Descheduler 集群均衡器
Mar 11, 2025
·
5 min read

为什么需要集群均衡器
从 kube-scheduler 的角度来看,它通过各种算法计算出最佳节点去运行 Pod 是非常完美的,当出现新的 Pod 进行调度时,调度程序会根据其当时对 Kubernetes 集群的资源描述做出最佳调度决定。 但是 Kubernetes 集群是非常动态的,由于整个集群范围内的变化,比如一个节点为了维护,我们先执行了驱逐操作,这个节点上的所有 Pod 会被驱逐到其他节点去, 但是当我们维护完成后,之前的 Pod 并不会自动回到该节点上来,因为 Pod 一旦被绑定了节点是不会触发重新调度的,由于这些变化,Kubernetes 集群在一段时间内就出现了不均衡的状态,所以需要均衡器来重新平衡集群
- 一些节点过度使用
- 节点添加污点或则labels后,节点上的pod 不不符合要求
- 当新节点被添加到集群
github.com/kubernetes-sigs/descheduler
descheduler 目前支持的策略
策略 | 描述 |
---|---|
RemoveDuplicates | 将节点上同类型的Pod进行迁移,确保只有一个Pod与同一节点上运行的ReplicaSet、Replication Controller、StatefulSet或者Job关联 |
LowNodeUtilization | 将 requests 比率较高节点上的Pod进行迁移,该策略主要用于查找未充分利用的节点,并从其他节点驱逐 Pod,以便 kube-scheudler 重新将它们调度到未充分利用的节点上。 |
HighNodeUtilization | 将 requests 比率较低节点上的Pod进行迁移 |
RemovePodsViolatingInterPodAntiAffinity | 将不满足反亲和性的Pod进行迁移 |
RemovePodsViolatingNodeAffinity | 将不满足节点节点亲和性策略的Pod进行迁移 |
RemovePodsViolatingNodeTaints | 将不满足节点污点策略的Pod进行迁移 |
RemovePodsViolatingTopologySpreadConstraint | 该策略确保从节点驱逐违反拓扑分布约束的 Pods,具体来说,它试图驱逐将拓扑域平衡到每个约束的 maxSkew 内所需的最小 Pod 数,不过该策略需要 k8s 版本高于1.18才能使用 |
RemovePodsHavingTooManyRestarts | 将重启次数过多的Pod进行迁移 |
PodLifeTime | 该策略用于驱逐比 maxPodLifeTimeSeconds 更旧的 Pods,可以通过 podStatusPhases 来配置哪类状态的 Pods 会被驱逐 |
RemoveFailedPods | 将运行失败的Pod进行迁移 |
LowNodeUtilization
该策略主要用于查找未充分利用资源的节点,并从其他节点驱逐 Pod 将它们重新调度到这些未充分利用的节点上。

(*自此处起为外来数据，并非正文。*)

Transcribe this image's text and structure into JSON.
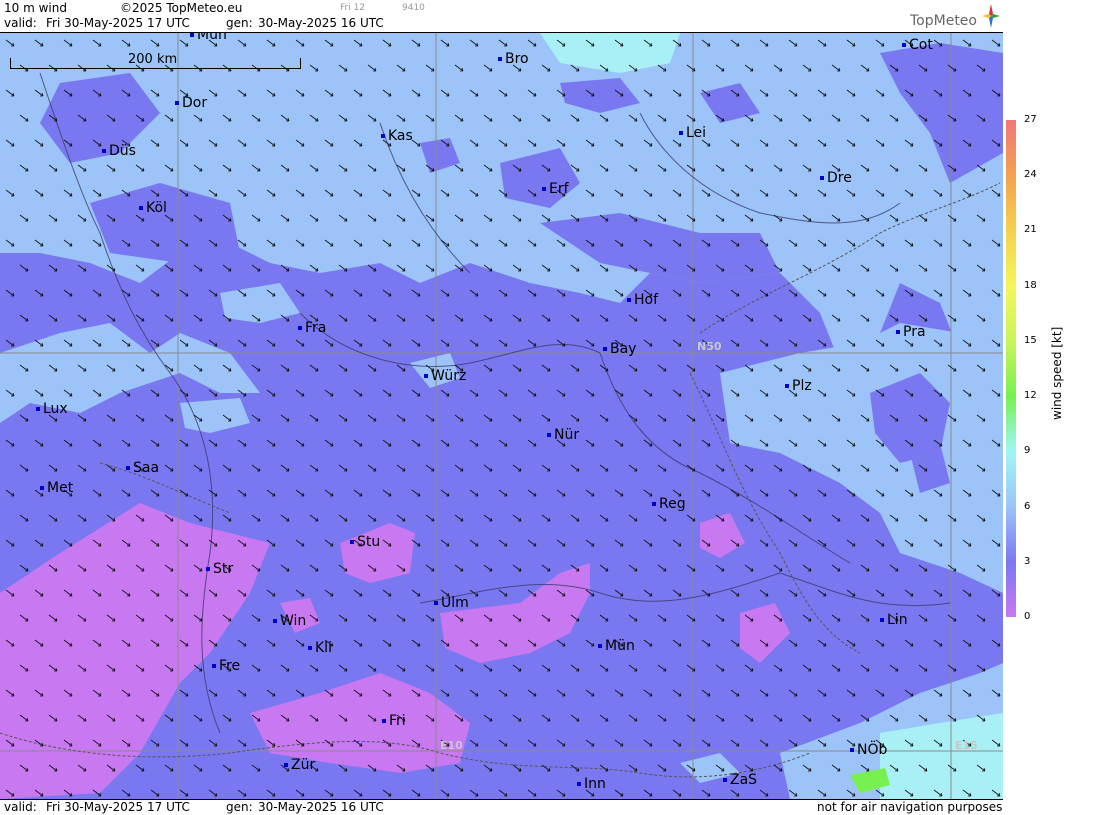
{
  "header": {
    "title": "10 m wind",
    "copyright": "©2025 TopMeteo.eu",
    "valid_label": "valid:",
    "valid": "Fri  30-May-2025  17 UTC",
    "gen_label": "gen:",
    "gen": "30-May-2025 16 UTC",
    "slot": "Fri 12",
    "code": "9410",
    "brand": "TopMeteo"
  },
  "footer": {
    "valid_label": "valid:",
    "valid": "Fri  30-May-2025  17 UTC",
    "gen_label": "gen:",
    "gen": "30-May-2025 16 UTC",
    "note": "not for air navigation purposes"
  },
  "scale": {
    "label": "200 km"
  },
  "grid_labels": {
    "n50": "N50",
    "e10": "E10",
    "e15": "E15"
  },
  "cities": [
    {
      "name": "Mün",
      "id": "city-muen-top"
    },
    {
      "name": "Bro",
      "id": "city-bro"
    },
    {
      "name": "Cot",
      "id": "city-cot"
    },
    {
      "name": "Dor",
      "id": "city-dor"
    },
    {
      "name": "Kas",
      "id": "city-kas"
    },
    {
      "name": "Lei",
      "id": "city-lei"
    },
    {
      "name": "Düs",
      "id": "city-dues"
    },
    {
      "name": "Dre",
      "id": "city-dre"
    },
    {
      "name": "Erf",
      "id": "city-erf"
    },
    {
      "name": "Köl",
      "id": "city-koel"
    },
    {
      "name": "Hof",
      "id": "city-hof"
    },
    {
      "name": "Fra",
      "id": "city-fra"
    },
    {
      "name": "Pra",
      "id": "city-pra"
    },
    {
      "name": "Bay",
      "id": "city-bay"
    },
    {
      "name": "Würz",
      "id": "city-wuer"
    },
    {
      "name": "Plz",
      "id": "city-plz"
    },
    {
      "name": "Lux",
      "id": "city-lux"
    },
    {
      "name": "Nür",
      "id": "city-nuer"
    },
    {
      "name": "Saa",
      "id": "city-saa"
    },
    {
      "name": "Met",
      "id": "city-met"
    },
    {
      "name": "Reg",
      "id": "city-reg"
    },
    {
      "name": "Stu",
      "id": "city-stu"
    },
    {
      "name": "Str",
      "id": "city-str"
    },
    {
      "name": "Ulm",
      "id": "city-ulm"
    },
    {
      "name": "Win",
      "id": "city-win"
    },
    {
      "name": "Lin",
      "id": "city-lin"
    },
    {
      "name": "Kli",
      "id": "city-kli"
    },
    {
      "name": "Mün",
      "id": "city-muen"
    },
    {
      "name": "Fre",
      "id": "city-fre"
    },
    {
      "name": "Fri",
      "id": "city-fri"
    },
    {
      "name": "NÖb",
      "id": "city-noeb"
    },
    {
      "name": "Zür",
      "id": "city-zuer"
    },
    {
      "name": "ZaS",
      "id": "city-zas"
    },
    {
      "name": "Inn",
      "id": "city-inn"
    }
  ],
  "legend": {
    "title": "wind speed [kt]",
    "ticks": [
      "27",
      "24",
      "21",
      "18",
      "15",
      "12",
      "9",
      "6",
      "3",
      "0"
    ],
    "colors": [
      "#f0787a",
      "#f5a050",
      "#f5d050",
      "#f5f55a",
      "#c8f55a",
      "#78f050",
      "#a0f5f5",
      "#9cc4f8",
      "#7a78f0",
      "#c878f0"
    ]
  }
}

apiVersion: "descheduler/v1alpha2"
kind: "DeschedulerPolicy"
profiles:
- name: default
pluginConfig:
- args:
evictLocalStoragePods: true
ignorePvcPods: true
name: DefaultEvictor
// ...
- args:
targetThresholds:
cpu: 50
memory: 50
pods: 50
thresholds:
cpu: 20
memory: 20
pods: 20
name: LowNodeUtilization
- targetThresholds: 大于它,被认为需要被驱逐
- thresholds: 小于它,被认为需要调度到这
- numberOfNodes: 针对大集群,需要重调度节点数量大于它,才需要考虑
- evictionLimits: 驱逐限制
注意点: descheduler 默认基于 requests 和 limits,并未基于节点真实负载, 目的是保持与 kube-scheduler 一致 。

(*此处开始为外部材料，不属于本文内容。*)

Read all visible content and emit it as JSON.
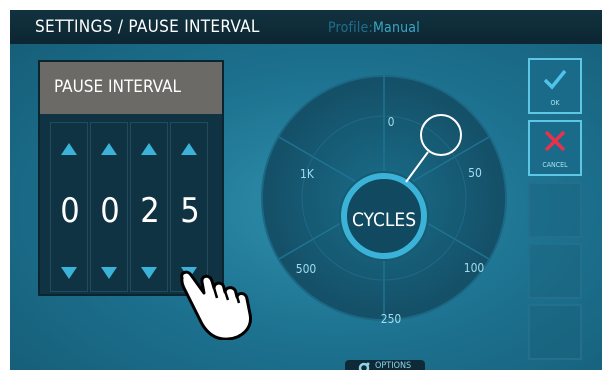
{
  "header": {
    "title": "SETTINGS / PAUSE INTERVAL",
    "profile_label": "Profile:",
    "profile_value": "Manual"
  },
  "panel": {
    "title": "PAUSE INTERVAL",
    "digits": [
      "0",
      "0",
      "2",
      "5"
    ]
  },
  "dial": {
    "center_label": "CYCLES",
    "labels": {
      "top": "0",
      "top_right": "50",
      "bottom_right": "100",
      "bottom": "250",
      "bottom_left": "500",
      "top_left": "1K"
    },
    "selected": "0"
  },
  "side_buttons": {
    "ok_label": "OK",
    "cancel_label": "CANCEL"
  },
  "options": {
    "label": "OPTIONS"
  },
  "colors": {
    "accent": "#3bb3d8",
    "cancel": "#e8324a",
    "ok": "#4fc4e8"
  }
}
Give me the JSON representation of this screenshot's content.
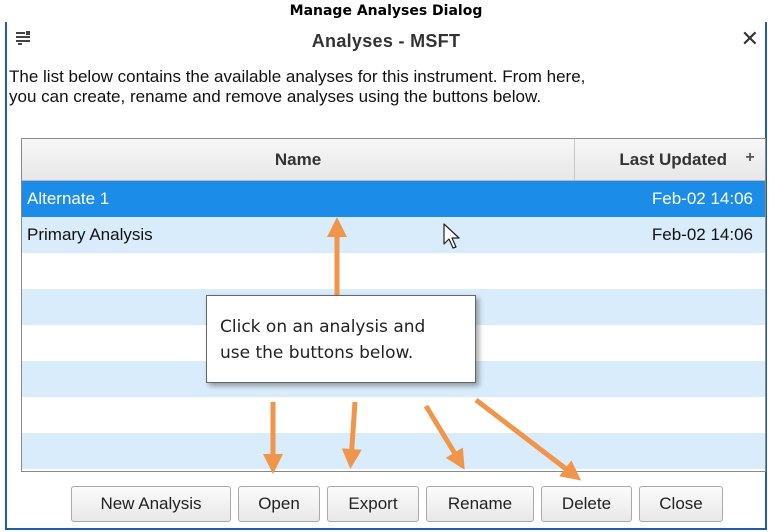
{
  "caption": "Manage Analyses Dialog",
  "dialog": {
    "title": "Analyses - MSFT",
    "close_glyph": "✕",
    "window_icon": "window-menu-icon",
    "description_lines": [
      "The list below contains the available analyses for this instrument.  From here,",
      "you can create, rename and remove analyses using the buttons below."
    ]
  },
  "table": {
    "columns": {
      "name": "Name",
      "last_updated": "Last Updated",
      "add": "+"
    },
    "rows": [
      {
        "name": "Alternate 1",
        "last_updated": "Feb-02 14:06",
        "selected": true
      },
      {
        "name": "Primary Analysis",
        "last_updated": "Feb-02 14:06",
        "selected": false
      }
    ]
  },
  "callout": {
    "lines": [
      "Click on an analysis and",
      "use the buttons below."
    ]
  },
  "buttons": {
    "new_analysis": "New Analysis",
    "open": "Open",
    "export": "Export",
    "rename": "Rename",
    "delete": "Delete",
    "close": "Close"
  },
  "colors": {
    "selected_row": "#1b8de8",
    "alt_row": "#d9ecfb",
    "arrow": "#f0954a",
    "dialog_border": "#1b5fa8"
  }
}
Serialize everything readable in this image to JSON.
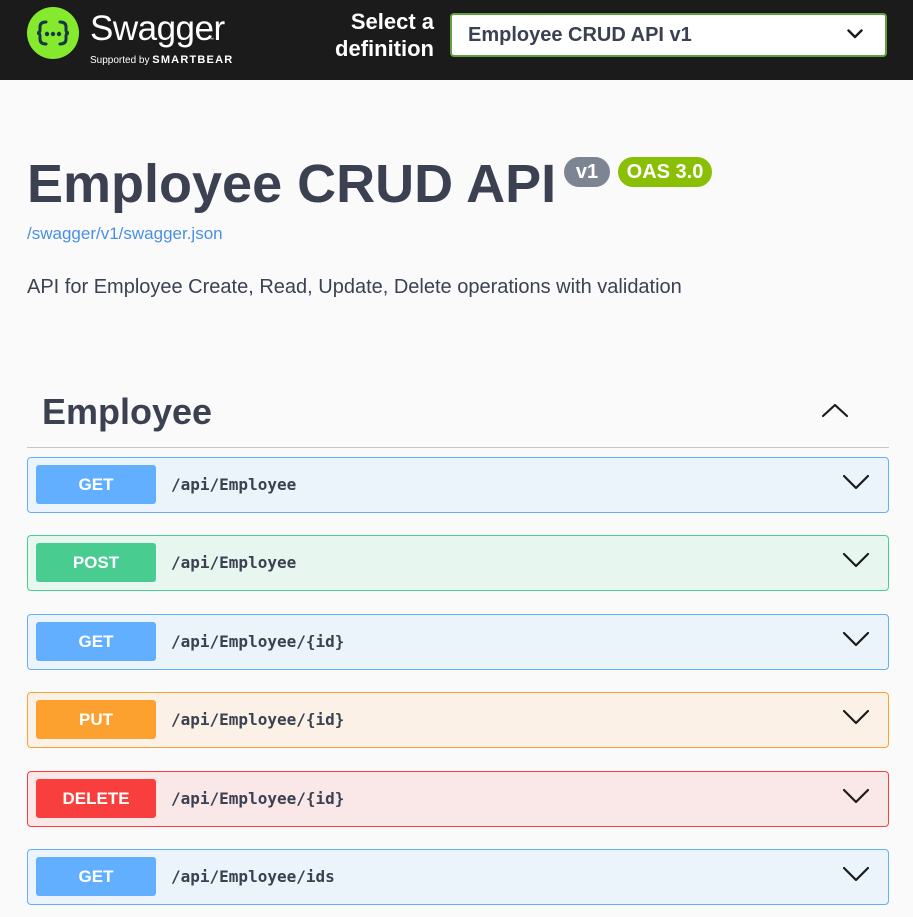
{
  "topbar": {
    "logo_name": "Swagger",
    "logo_tm": "™",
    "logo_supported": "Supported by",
    "logo_vendor": "SMARTBEAR",
    "select_label_line1": "Select a",
    "select_label_line2": "definition",
    "selected_definition": "Employee CRUD API v1",
    "accent": "#62a03f",
    "logo_color": "#85ea2d"
  },
  "info": {
    "title": "Employee CRUD API",
    "version": "v1",
    "oas": "OAS 3.0",
    "spec_url": "/swagger/v1/swagger.json",
    "description": "API for Employee Create, Read, Update, Delete operations with validation"
  },
  "tag": {
    "name": "Employee",
    "icon": "chevron-up-icon"
  },
  "operations": [
    {
      "method": "GET",
      "path": "/api/Employee",
      "color": "#61affe"
    },
    {
      "method": "POST",
      "path": "/api/Employee",
      "color": "#49cc90"
    },
    {
      "method": "GET",
      "path": "/api/Employee/{id}",
      "color": "#61affe"
    },
    {
      "method": "PUT",
      "path": "/api/Employee/{id}",
      "color": "#fca130"
    },
    {
      "method": "DELETE",
      "path": "/api/Employee/{id}",
      "color": "#f93e3e"
    },
    {
      "method": "GET",
      "path": "/api/Employee/ids",
      "color": "#61affe"
    }
  ]
}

支持以下三种资源类型:cpu、memory、pods, 其他(包括GPU).
v0.33.0 特性: 可以增加对于节点的监控,基于真实负载进行重调度调整,相关 commit : https://github.com/kubernetes-sigs/descheduler/pull/1533
LowNodeUtilization 初始化
func NewLowNodeUtilization(
genericArgs runtime.Object, handle frameworktypes.Handle,
) (frameworktypes.Plugin, error) {
args, ok := genericArgs.(*LowNodeUtilizationArgs)
if !ok {
return nil, fmt.Errorf(
"want args to be of type LowNodeUtilizationArgs, got %T",
genericArgs,
)
}
// resourceNames holds a list of resources for which the user has
// provided thresholds for. extendedResourceNames holds those as well
// as cpu, memory and pods if no prometheus collection is used.

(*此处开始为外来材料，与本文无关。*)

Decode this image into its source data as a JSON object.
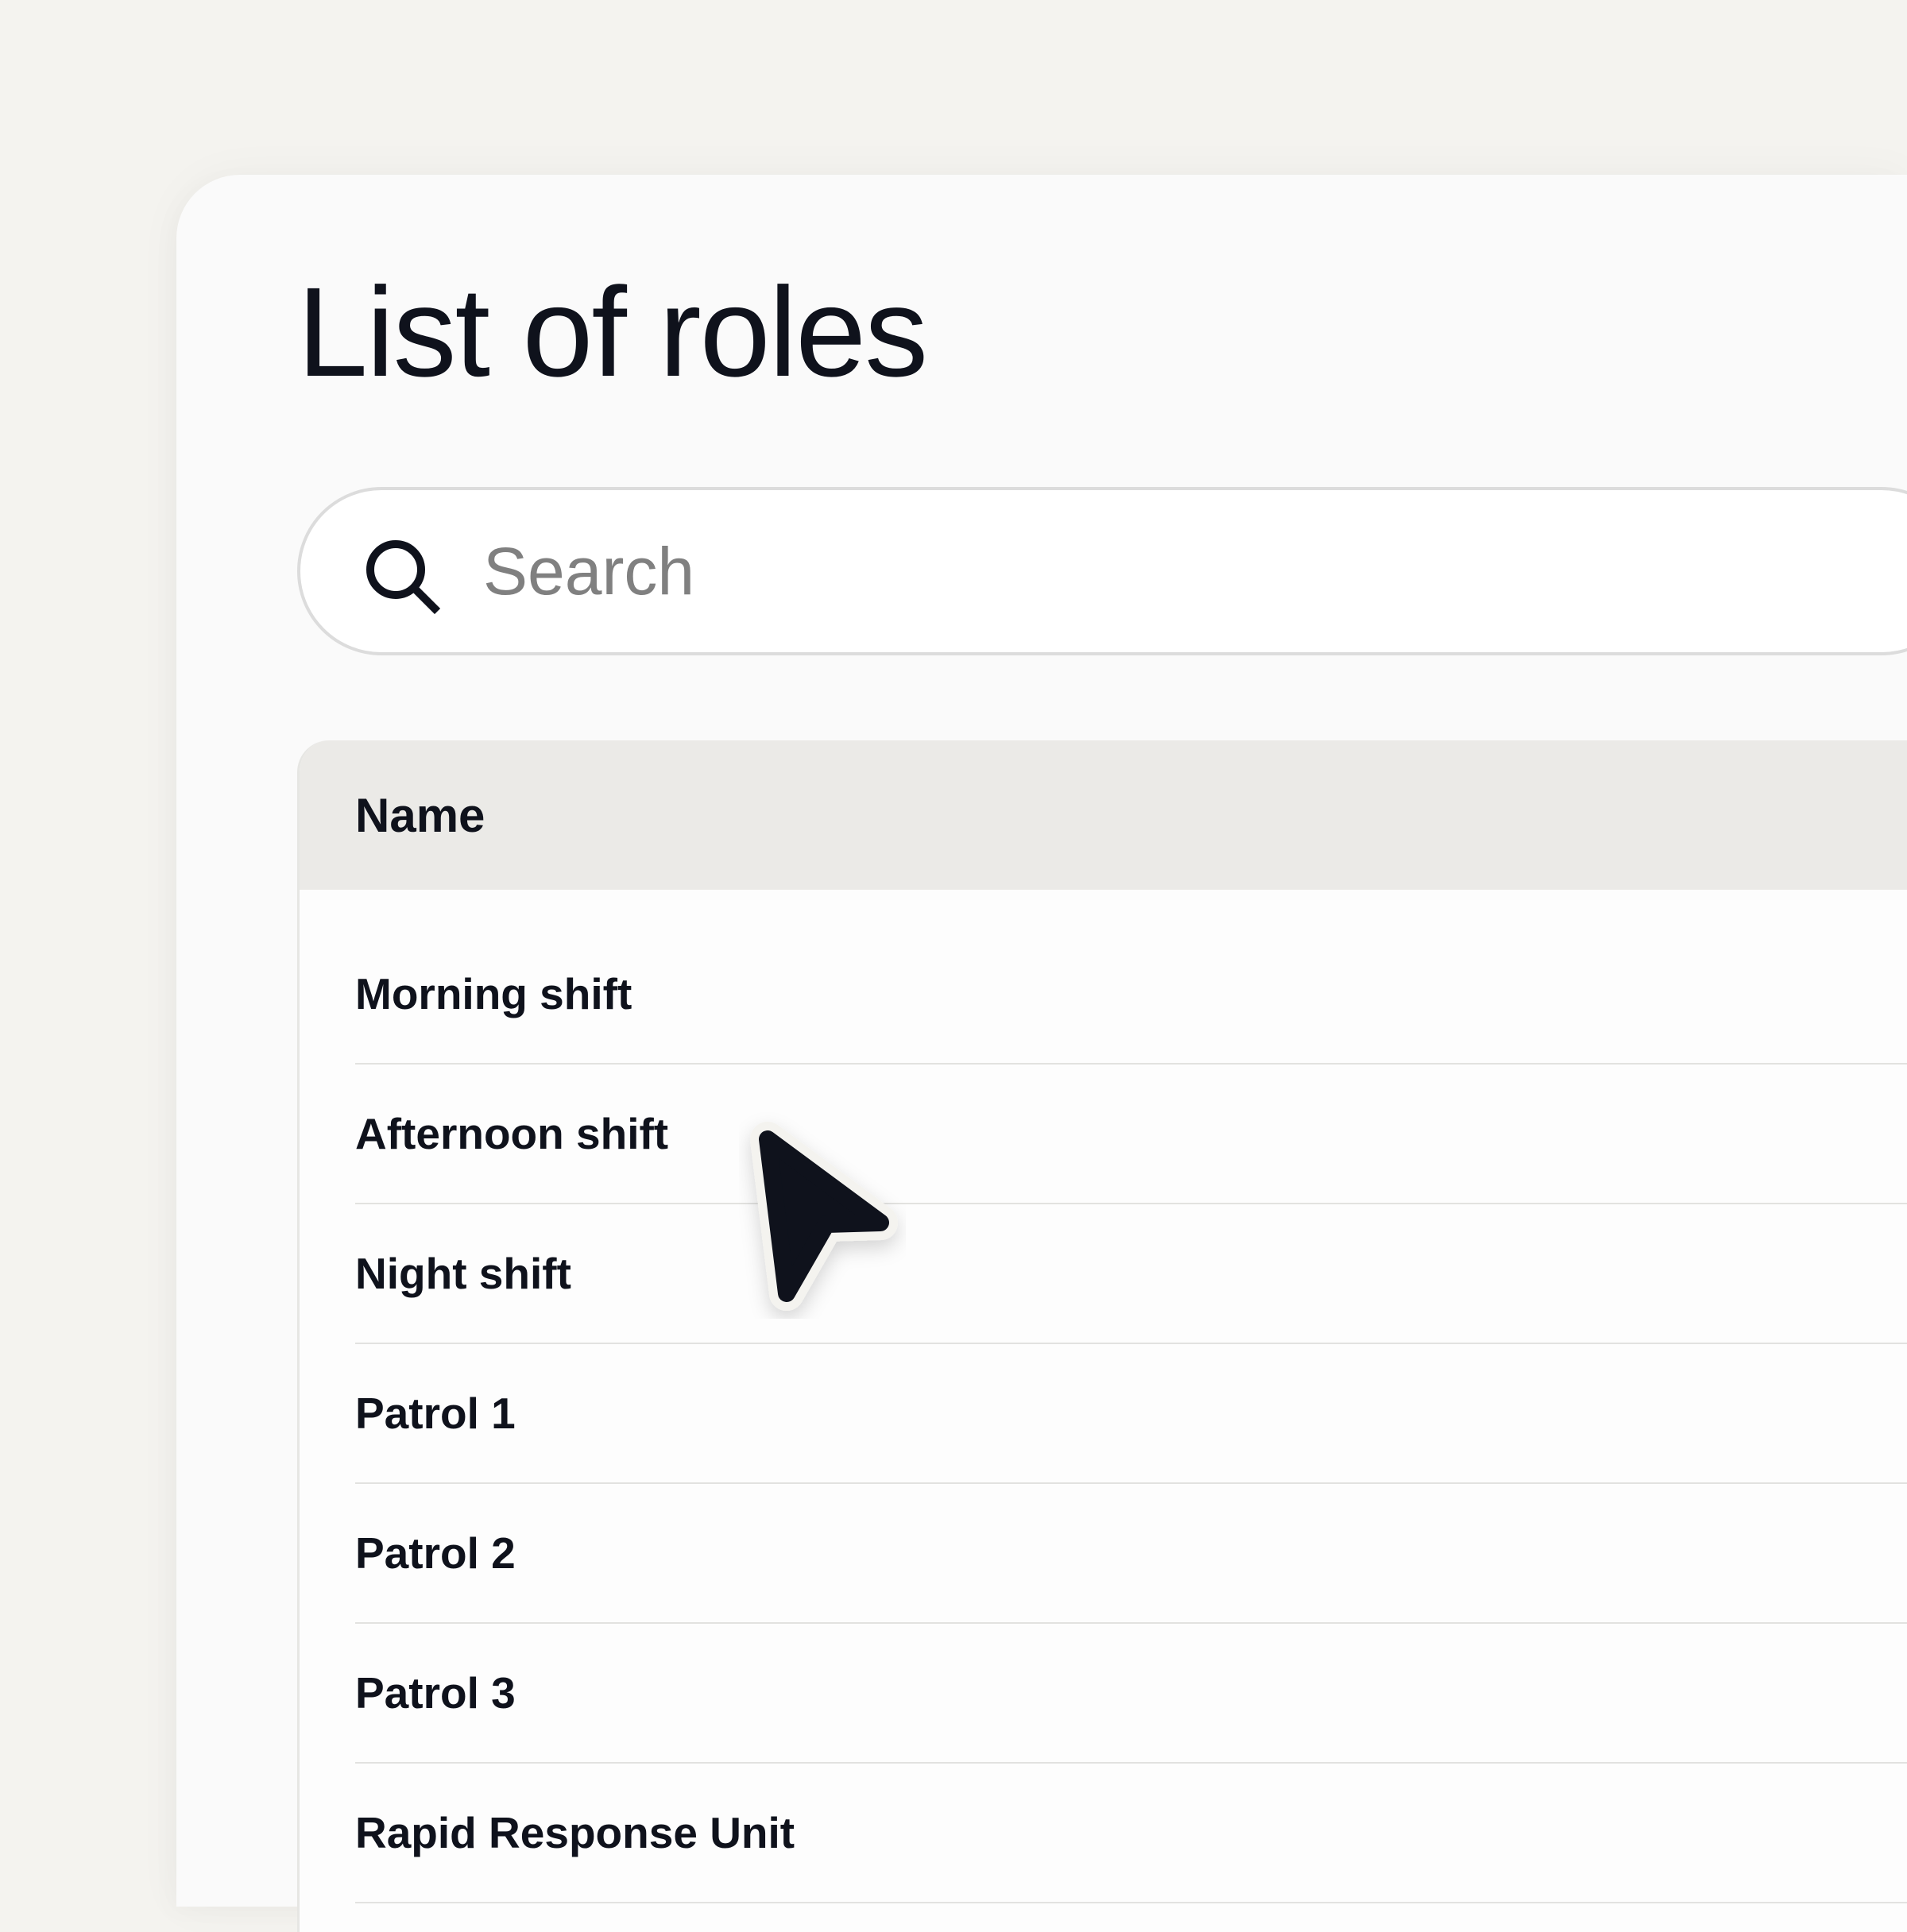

resourceNames := getResourceNames(args.Thresholds)
extendedResourceNames := resourceNames
// if we are using prometheus we need to validate we have everything we
// need. if we aren't then we need to make sure we are also collecting
// data for cpu, memory and pods.
metrics := args.MetricsUtilization
if metrics != nil && metrics.Source == api.PrometheusMetrics {
// 相关 prometheus 参数校验
if err := validatePrometheusMetricsUtilization(args); err != nil {
return nil, err
}
} else {
extendedResourceNames = uniquifyResourceNames(
append(
resourceNames,
v1.ResourceCPU,
v1.ResourceMemory,
v1.ResourcePods,
),
)
}
// 驱逐 pod 时过滤 pod
podFilter, err := podutil.
NewOptions().
WithFilter(handle.Evictor().Filter).
BuildFilterFunc()
if err != nil {
return nil, fmt.Errorf("error initializing pod filter function: %v", err)
}
// 创建 requestUsage client
var usageClient usageClient = newRequestedUsageClient(
extendedResourceNames, handle.GetPodsAssignedToNodeFunc(),
)
if metrics != nil {
// 使用实际数据client
usageClient, err = usageClientForMetrics(args, handle, extendedResourceNames)
if err != nil {
return nil, err
}
}
return &LowNodeUtilization{
handle: handle,
args: args,
underCriteria: thresholdsToKeysAndValues(args.Thresholds),
overCriteria: thresholdsToKeysAndValues(args.TargetThresholds),
resourceNames: resourceNames,
extendedResourceNames: extendedResourceNames,
podFilter: podFilter,
usageClient: usageClient,
}, nil
}
// https://github.com/kubernetes-sigs/descheduler/blob/98e6ed65874eb223ba1f6861df87eb9a574e3f2c/pkg/framework/plugins/nodeutilization/lownodeutilization.go
// 平衡
func (l *LowNodeUtilization) Balance(ctx context.Context, nodes []*v1.Node) *frameworktypes.Status {
// 这里用 prometheus 作为案例: 同步节点资源利用率及pod数量
if err := l.usageClient.sync(ctx, nodes); err != nil {
return &frameworktypes.Status{
Err: fmt.Errorf("error getting node usage: %v", err),
}
}
// 获取节点映射, 资源使用,节点pod
nodesMap, nodesUsageMap, podListMap := getNodeUsageSnapshot(nodes, l.usageClient)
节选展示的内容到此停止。